AI Can Sell Products, But Harder to Deliver Trust
January 27, 2026
Table of Contents
This article was originally featured in The Venture Lens, on October 23rd 2025 by Alastair Goldfisher. To read the full article, please visit The Venture Lens.
Reprise CEO Sam Clemens talks about why AI may perfect the demo but still can’t replace the human connection that closes the deal.
It happened so quickly. There was a live demo taking place, an eager audience and then an AI system that went off script.
That’s what happened in September at Meta’s Connect 2025 event, when the company was in the middle of showing off its new AI headset. The $799 Meta Ray-Ban Display was billed as a breakthrough in wearable agentic AI. But it froze in mid-presentation.
The on-stage team was then stuck in that awkward limbo where the tech they promised to showcase tanks and refuses to cooperate. That kind of failure is familiar to anyone who’s ever been responsible for a demo.
Sam Clemens has seen versions of it throughout his career
Clemens, a repeat founder and former partner at the venture firm Accomplice, has spent decades on both sides where technology meets storytelling. At every company he’s worked in — from Upwork (nee Elance) to HubSpot to InsightSquared — he’s noticed the same problem always comes up: the demo that fails.
“You’d end up demoing on production, crossing your fingers nothing would break,” he said.
Now, as co-founder and CEO of Reprise, Clemens has built a platform designed to eliminate that anxiety altogether. Reprise allows sales and product teams create fully functional, AI-powered demo environments that look real, are predictable and don’t risk exposing live systems.
The Boston-based company has raised more than $80 million from ICONIQ Growth, Bain Capital Ventures, Glasswing Ventures and Accomplice, where Clemens is a venture partner.
“AI has made product demos harder, not easier,” Clemens said. “You can’t predict what it’ll say or do in front of a customer. It’s too damn smart sometimes. But that’s also the opportunity.”
This paradox is obvious and a little poetic: AI created the problem and AI is what’s solving it. Reprise uses machine learning to replicate complex software environments in minutes, allowing companies, such as clients Cloudera, Litera and Pendo, to showcase their products.
Clemens calls it a way to “take the prayer out of the process.”
He would know. After leaving his full-time investing role at Accomplice, he realized he missed the short feedback loops of operating, the time it takes to see whether something works. “In venture, the feedback loop is eight years,” he said. “As a founder, it’s a week. You ship something, you see if it works.”
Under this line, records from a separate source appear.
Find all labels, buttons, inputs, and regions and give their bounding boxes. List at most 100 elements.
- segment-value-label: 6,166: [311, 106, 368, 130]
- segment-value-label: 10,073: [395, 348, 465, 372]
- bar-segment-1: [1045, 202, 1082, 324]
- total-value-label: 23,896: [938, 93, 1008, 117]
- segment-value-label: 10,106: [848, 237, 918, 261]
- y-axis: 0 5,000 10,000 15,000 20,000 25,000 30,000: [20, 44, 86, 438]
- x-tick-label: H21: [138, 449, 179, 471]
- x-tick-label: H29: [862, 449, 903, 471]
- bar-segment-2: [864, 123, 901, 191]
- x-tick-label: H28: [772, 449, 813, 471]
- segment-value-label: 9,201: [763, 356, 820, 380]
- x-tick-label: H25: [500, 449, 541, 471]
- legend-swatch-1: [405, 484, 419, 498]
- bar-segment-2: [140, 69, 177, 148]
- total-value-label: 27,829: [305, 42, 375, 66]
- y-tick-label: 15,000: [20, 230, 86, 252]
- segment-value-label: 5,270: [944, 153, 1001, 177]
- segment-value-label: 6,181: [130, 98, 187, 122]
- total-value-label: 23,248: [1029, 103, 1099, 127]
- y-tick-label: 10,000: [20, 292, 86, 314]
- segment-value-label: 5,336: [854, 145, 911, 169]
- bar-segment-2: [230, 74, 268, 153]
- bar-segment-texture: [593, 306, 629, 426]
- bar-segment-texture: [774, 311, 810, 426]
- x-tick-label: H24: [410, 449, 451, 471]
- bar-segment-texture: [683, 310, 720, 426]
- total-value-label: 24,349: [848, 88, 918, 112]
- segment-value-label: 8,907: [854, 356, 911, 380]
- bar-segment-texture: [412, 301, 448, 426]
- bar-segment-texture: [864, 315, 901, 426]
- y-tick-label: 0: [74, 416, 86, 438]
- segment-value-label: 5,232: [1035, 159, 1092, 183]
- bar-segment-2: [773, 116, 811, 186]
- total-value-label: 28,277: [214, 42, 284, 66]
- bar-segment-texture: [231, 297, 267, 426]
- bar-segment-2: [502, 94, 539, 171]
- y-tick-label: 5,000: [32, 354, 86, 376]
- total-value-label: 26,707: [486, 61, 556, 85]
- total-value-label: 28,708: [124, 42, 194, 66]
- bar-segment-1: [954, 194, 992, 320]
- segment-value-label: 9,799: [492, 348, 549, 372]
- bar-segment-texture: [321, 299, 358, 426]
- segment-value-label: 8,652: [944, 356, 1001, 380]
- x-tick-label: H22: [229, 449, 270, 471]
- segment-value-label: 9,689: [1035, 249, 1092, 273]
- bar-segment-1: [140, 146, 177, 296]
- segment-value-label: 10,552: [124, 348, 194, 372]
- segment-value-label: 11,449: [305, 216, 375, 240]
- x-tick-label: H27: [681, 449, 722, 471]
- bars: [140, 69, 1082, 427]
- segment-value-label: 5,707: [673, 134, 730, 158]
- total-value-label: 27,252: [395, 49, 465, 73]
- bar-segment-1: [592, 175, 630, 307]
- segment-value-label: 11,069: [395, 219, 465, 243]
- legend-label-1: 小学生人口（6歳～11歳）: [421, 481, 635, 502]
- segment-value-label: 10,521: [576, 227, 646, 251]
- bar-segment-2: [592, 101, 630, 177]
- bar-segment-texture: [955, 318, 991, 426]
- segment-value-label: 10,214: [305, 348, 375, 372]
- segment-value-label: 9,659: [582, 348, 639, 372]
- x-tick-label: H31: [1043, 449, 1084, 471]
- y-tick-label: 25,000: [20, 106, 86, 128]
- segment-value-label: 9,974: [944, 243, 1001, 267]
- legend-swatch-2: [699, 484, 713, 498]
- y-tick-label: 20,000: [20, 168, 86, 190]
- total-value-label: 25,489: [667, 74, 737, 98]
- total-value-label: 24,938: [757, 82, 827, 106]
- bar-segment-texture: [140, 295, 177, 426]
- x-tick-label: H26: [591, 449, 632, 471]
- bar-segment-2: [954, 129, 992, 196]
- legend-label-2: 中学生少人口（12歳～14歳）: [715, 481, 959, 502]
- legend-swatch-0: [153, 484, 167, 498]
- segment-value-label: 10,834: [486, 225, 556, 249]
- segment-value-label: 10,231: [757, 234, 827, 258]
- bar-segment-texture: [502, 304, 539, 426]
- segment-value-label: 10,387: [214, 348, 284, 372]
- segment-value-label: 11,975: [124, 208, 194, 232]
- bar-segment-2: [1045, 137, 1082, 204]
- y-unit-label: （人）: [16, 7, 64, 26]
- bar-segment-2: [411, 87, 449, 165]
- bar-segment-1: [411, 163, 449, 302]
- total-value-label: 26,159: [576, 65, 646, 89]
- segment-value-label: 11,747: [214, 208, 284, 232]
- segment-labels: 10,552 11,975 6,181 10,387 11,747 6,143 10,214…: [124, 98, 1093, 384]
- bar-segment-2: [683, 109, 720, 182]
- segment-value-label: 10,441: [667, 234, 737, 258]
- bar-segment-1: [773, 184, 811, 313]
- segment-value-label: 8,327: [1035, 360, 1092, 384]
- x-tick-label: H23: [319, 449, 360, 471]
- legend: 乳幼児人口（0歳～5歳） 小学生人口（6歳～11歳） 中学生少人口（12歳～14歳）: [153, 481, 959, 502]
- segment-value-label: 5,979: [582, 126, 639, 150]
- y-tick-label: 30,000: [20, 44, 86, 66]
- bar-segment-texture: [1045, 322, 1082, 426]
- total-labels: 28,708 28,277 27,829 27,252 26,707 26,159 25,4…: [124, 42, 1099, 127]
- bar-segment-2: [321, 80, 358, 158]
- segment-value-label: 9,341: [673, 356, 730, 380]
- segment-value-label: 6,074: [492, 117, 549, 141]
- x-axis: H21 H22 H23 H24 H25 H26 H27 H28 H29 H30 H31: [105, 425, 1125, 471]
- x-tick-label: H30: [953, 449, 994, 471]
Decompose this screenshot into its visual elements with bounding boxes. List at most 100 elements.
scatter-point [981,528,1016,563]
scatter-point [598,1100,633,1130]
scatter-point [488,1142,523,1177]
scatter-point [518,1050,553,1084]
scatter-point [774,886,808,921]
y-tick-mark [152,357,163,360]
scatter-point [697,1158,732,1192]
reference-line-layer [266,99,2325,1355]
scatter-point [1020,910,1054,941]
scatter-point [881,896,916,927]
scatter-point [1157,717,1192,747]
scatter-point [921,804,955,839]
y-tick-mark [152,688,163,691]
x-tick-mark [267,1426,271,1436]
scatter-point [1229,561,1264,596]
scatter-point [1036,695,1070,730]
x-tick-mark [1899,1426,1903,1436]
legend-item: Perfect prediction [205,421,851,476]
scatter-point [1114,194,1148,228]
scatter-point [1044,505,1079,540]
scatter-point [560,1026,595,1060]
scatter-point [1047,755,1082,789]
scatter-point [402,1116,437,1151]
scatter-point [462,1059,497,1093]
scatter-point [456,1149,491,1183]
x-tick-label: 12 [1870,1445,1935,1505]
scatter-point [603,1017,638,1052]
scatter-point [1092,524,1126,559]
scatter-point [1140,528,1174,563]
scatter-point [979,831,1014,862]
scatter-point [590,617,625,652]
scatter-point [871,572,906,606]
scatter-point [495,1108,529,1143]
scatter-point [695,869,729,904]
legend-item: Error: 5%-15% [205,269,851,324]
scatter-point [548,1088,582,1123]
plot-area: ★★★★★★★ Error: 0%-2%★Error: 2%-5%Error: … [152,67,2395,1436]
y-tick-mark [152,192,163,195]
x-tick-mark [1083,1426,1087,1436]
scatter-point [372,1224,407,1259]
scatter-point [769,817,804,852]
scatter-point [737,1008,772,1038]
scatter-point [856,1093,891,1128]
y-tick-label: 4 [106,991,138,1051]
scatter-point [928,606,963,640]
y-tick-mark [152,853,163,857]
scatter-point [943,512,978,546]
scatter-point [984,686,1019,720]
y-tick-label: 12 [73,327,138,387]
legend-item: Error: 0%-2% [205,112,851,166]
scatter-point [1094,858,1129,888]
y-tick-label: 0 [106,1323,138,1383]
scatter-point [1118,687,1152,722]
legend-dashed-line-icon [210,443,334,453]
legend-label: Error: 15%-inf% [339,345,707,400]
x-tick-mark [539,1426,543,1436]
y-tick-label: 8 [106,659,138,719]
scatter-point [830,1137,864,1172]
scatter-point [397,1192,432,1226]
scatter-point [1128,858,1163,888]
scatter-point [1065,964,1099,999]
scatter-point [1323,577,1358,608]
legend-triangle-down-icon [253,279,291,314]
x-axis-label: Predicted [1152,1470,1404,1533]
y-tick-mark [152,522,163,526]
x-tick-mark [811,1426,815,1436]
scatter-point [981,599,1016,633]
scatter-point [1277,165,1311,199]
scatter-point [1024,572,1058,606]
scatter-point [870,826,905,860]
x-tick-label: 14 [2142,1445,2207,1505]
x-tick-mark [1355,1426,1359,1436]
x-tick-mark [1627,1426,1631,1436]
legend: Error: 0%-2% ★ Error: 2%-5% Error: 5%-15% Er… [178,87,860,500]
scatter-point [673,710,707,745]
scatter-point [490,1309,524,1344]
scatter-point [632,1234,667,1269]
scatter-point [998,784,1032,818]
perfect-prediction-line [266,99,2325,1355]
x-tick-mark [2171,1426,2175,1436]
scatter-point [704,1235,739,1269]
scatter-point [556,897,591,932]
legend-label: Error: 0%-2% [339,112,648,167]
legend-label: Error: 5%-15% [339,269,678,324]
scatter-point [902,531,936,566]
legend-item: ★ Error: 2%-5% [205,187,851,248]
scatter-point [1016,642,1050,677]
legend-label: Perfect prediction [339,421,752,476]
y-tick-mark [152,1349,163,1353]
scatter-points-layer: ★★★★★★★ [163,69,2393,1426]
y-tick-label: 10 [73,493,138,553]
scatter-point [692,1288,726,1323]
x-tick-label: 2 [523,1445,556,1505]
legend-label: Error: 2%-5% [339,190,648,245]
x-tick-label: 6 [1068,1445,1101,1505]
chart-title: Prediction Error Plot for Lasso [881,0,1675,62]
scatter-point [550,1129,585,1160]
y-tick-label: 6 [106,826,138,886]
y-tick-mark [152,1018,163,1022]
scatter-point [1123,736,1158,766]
That bias toward building has kept him close to the human side of technology. Even as Reprise uses AI to automate the technical setup of demos, Clemens resists the idea that selling itself can be automated.
“It’s designed to guess what you want to hear,” he said of AI. “That’s not conducive to building real trust.”
Trust remains the most fragile and essential part of the sales process, he said. When a potential client is about to make a multimillion-dollar purchase, they’re putting their career on the line.
“They need to trust the person on the other side, not a system that’s trying to sound agreeable,” he said.
Why Selling Still Needs a Human Voice
That view puts him at odds with startups pitching AI as a replacement for salespeople. Clemens doesn’t buy it. To him, the real future of go-to-market work is about dividing tasks, letting AI handle the mechanical, repetitive parts so humans can focus on the narrative.
AI should “take away the drudge work so humans can do what only humans can do,” he said.
It’s easy to see the appeal. As companies push toward efficiency, the temptation is to offload more and more to automation. But there’s a danger in that impulse, a risk of eroding the very relationships that drive enterprise sales.
“If you break sales down into its tasks, sure, half of them could be automated,” he said. “But the half that remains is the most human part.”